Substitute$0.05\text{\hspace{0.17em}pu}$for $R_{3old}$,$500\text{\hspace{0.17em}MVA}$for$S_{3old}$and$100\text{\hspace{0.17em}MVA}$for$S_{new}$into equation (3).

$\begin{array}{l}{R}_{3new}=0.05\times \frac{100}{500}\\ R_{3new}=0.01\text{\hspace{0.17em}pu}\end{array}$

Calculate the per unit value of mechanical power output for 1^st unit.

Substitute $0$for $\Delta p_{ref}$, $-0.005\text{\hspace{0.17em}pu}$ for $\Delta f$and $0.015\text{\hspace{0.17em}pu}$for $R_{1new}$into equation (4).
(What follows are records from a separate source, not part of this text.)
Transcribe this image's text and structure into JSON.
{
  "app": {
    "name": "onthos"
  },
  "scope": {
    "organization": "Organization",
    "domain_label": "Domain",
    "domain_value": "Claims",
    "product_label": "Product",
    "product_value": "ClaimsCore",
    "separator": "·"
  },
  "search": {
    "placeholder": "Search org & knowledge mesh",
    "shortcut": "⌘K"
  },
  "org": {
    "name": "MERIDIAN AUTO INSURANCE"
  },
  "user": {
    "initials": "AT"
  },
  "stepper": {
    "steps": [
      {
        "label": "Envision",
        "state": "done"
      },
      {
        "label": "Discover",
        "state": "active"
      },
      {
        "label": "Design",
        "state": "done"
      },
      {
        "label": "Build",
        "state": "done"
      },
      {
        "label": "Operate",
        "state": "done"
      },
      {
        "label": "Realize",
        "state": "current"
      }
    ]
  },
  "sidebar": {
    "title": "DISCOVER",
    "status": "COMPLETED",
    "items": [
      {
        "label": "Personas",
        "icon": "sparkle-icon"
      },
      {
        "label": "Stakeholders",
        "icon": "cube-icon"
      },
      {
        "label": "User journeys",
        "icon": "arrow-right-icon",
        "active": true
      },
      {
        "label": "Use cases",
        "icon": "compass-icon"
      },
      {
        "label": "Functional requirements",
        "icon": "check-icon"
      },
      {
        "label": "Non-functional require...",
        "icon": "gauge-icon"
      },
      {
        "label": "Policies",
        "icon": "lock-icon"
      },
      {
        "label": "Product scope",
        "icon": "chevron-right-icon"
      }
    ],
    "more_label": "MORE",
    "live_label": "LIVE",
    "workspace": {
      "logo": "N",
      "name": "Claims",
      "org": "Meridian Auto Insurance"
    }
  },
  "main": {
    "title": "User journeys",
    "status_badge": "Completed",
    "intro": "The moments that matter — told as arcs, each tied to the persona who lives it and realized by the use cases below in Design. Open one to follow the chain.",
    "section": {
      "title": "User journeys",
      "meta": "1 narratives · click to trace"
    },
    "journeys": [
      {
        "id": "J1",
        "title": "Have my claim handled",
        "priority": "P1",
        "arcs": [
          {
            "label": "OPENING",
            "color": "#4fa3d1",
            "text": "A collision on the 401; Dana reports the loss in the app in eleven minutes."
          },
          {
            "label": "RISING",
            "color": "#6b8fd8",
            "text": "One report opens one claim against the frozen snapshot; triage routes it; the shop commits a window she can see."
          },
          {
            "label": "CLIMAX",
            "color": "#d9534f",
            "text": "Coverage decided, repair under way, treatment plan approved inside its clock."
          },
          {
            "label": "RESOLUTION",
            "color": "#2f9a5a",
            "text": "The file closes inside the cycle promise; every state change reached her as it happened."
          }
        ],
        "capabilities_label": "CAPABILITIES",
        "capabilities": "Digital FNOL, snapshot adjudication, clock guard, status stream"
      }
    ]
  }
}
$\begin{array}{l}\Delta p_{m1}=0-\frac{(-0.005)}{0.015}\\ \Delta p_{m1}=0.3333\text{\hspace{0.17em}pu}\end{array}$

Calculate the per unit value of mechanical power output for 1^st unit in MW.

Substitute$0.3333\text{\hspace{0.17em}pu}$ for$\Delta p_{m1}$and$100\text{\hspace{0.17em}MVA}$for$S_{new}$into equation (5).

$\begin{array}{l}\Delta p_{m1,MW}=\left(0.3333\right)\left(100\right)\\ \Delta p_{m1,MW}=33.33\text{\hspace{0.17em}MVA}\end{array}$

Calculate the per unit value of mechanical power output for 2^nd unit.

Substitute$0$for$\Delta p_{ref}$,$-0.005\text{\hspace{0.17em}pu}$for$\Delta f$and$0.013\text{\hspace{0.17em}pu}$for$R_{2new}$into equation (4).

$\begin{array}{l}\Delta p_{m2}=0-\frac{(-0.005)}{0.013}\\ \Delta p_{m2}=0.3846\text{\hspace{0.17em}pu}\end{array}$

Calculate the per unit value of mechanical power output for 2^ndunit in MW.

Substitute $0.3846\text{\hspace{0.17em}pu}$for$\Delta p_{m2}$and$100\text{\hspace{0.17em}MVA}$for$S_{new}$into equation (5).

$\begin{array}{l}\Delta p_{m2,MW}=\left(0.3846\right)\left(100\right)\\ \Delta p_{m2,MW}=38.46\text{\hspace{0.17em}MVA}\end{array}$

Calculate the per unit value of mechanical power output for 3^rd unit.

Substitute $0$for$\Delta p_{ref}$,$-0.005\text{\hspace{0.17em}pu}$for$\Delta f$and$0.01\text{\hspace{0.17em}pu}$for$R_{3new}$into equation (4).

$\begin{array}{l}\Delta p_{m2}=0-\frac{(-0.005)}{0.01}\\ \Delta p_{m2}=0.5\text{\hspace{0.17em}pu}\end{array}$

Calculate the per unit value of mechanical power output for 3^rd unit in MW.

Substitute$0.5\text{\hspace{0.17em}pu}$ for$\Delta p_{m3}$ and$100\text{\hspace{0.17em}MVA}$ for$S_{new}$ into equation (5).

$\begin{array}{l}\Delta p_{m3,MW}=\left(0.5\right)\left(100\right)\\ \Delta p_{m3,MW}=50\text{\hspace{0.17em}MVA}\end{array}$

Hence the increase in the mechanical power output for turbine 1, 2 and 3 are $33.33\text{\hspace{0.17em}MVA}$, $38.46\text{\hspace{0.17em}MVA}$and $50\text{\hspace{0.17em}MVA}$respectively.